赵统沉吟。沙摩柯的蛮兵确实擅长山地作战,且非官军编制,行动更为自由。
“只是沙摩柯首领,陆逊诡计多端……”
“陆逊?”沙摩柯嗤笑,“除了陆逊,东吴那些将领,不过土鸡瓦狗!我三千蛮兵,在山林里能打他们一万!”
正说话间,门外传来急促脚步声。天罗司信使风尘仆仆闯入,单膝跪地:“赵将军!大将军八百里加急!”
赵统急忙接过。只有两物:一封密信,一个锦囊。
密信内容简短:
“东吴必袭荆南。若事急,开锦囊。切记:若荆南不可守,退往江陵、襄阳务必守住此要地。待中原战定,吴军若敢北犯,灭之易耳。——庞正”
锦囊封口处写着:“至最危急时开”。
赵统看完,心中大震。原来大将军早有预料!
“将军,信中说甚?”沙摩柯问。
赵统将信递给他看。沙摩柯虽识字不多,却也看懂了大概。
“庞大将军的意思……”沙摩柯挠头,“是让我们必要时放弃零陵?”
“不。”赵统摇头,“大将军是说,就算丢了零陵、武陵,只要守住江陵、襄阳,东吴便不足为虑。但——”
他眼中闪过决绝:“若能救傅肜,还是要救!”
沙摩柯一拍大腿:“好!我就欣赏赵将军这份义气!这样,我带三千蛮兵先行。赵将军率两千精兵在后接应。我们不走大路,专走山林小道。若遇伏,我蛮兵能战则战,不能战则退。如何?”
赵统沉思良久,终于点头:“好!但沙摩柯首领切记——不可冒险深入。若见势不妙,立即撤退!”
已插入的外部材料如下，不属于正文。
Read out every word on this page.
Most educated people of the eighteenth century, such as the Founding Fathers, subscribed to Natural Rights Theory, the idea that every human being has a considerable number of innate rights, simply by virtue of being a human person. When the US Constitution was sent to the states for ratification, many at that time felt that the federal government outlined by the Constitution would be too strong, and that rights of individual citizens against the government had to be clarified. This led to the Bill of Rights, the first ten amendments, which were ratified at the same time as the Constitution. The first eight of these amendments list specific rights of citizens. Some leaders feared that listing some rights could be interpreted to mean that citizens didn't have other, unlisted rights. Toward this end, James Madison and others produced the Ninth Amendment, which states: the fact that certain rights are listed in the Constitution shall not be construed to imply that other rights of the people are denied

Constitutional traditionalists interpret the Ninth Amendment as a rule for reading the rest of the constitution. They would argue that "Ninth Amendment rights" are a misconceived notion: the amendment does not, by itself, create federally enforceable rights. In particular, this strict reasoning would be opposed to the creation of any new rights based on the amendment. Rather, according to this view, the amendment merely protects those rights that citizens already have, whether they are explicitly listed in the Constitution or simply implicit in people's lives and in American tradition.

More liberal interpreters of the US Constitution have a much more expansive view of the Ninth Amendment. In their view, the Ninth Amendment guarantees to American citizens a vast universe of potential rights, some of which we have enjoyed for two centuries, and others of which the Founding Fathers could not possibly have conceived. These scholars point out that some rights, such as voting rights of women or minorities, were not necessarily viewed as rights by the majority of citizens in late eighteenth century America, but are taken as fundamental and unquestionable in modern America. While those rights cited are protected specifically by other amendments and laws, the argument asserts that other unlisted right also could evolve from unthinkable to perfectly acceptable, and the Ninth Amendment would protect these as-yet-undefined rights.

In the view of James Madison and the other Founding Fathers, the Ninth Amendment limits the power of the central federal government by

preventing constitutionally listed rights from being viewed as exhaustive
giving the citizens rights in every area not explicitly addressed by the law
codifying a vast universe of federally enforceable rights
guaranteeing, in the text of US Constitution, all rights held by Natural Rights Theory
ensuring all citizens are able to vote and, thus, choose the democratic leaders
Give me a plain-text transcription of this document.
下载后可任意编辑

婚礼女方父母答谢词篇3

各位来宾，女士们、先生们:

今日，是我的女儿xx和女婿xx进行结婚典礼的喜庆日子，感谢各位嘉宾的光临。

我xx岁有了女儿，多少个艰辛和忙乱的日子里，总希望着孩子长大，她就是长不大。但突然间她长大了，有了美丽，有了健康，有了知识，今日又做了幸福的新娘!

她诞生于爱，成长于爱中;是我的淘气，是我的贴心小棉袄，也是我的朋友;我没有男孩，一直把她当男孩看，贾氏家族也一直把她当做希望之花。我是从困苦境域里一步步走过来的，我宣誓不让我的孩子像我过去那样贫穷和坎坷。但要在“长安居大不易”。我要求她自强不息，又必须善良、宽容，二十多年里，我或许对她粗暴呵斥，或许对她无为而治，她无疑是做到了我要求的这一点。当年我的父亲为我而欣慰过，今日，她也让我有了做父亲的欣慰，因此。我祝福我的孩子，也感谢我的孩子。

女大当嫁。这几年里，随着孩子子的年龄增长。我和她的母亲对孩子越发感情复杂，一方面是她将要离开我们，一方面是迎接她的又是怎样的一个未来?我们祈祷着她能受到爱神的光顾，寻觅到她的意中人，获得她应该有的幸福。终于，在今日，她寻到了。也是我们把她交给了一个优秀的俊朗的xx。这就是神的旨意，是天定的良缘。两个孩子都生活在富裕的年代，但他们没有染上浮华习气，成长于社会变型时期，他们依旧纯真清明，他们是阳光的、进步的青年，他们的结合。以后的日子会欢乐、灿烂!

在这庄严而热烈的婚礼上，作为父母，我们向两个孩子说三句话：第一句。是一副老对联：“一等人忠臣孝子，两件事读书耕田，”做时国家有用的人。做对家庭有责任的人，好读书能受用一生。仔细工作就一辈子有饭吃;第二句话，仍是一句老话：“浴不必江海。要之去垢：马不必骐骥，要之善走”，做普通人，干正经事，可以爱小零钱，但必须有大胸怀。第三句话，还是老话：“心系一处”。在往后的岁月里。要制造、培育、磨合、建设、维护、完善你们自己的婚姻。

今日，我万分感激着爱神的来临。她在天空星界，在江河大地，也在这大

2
“晓得晓得!”沙摩柯大笑,“我沙摩柯打了这么久仗,还没人能围住我!”
武陵山林。
沙摩柯率三千蛮兵在前,赵统领两千精兵在后,两军相距十里,沿山林小道向零陵进发。
这些蛮兵确实难得,他们对山林有着天生的直觉,总能避开险地,找到最安全的路径。
“首领,前方三里处有溪涧,对岸树林茂密,恐有埋伏。”探路的蛮兵回报。
沙摩柯咧嘴一笑:“让儿郎们散开,从上下游三里处同时渡河。就算有埋伏,也抓不到我们全部。”
果然,对岸林中确实埋伏着一支吴军小队,约两百人。但蛮兵从三个方向同时渡河,吴军小队顾此失彼,反被蛮兵围杀殆尽。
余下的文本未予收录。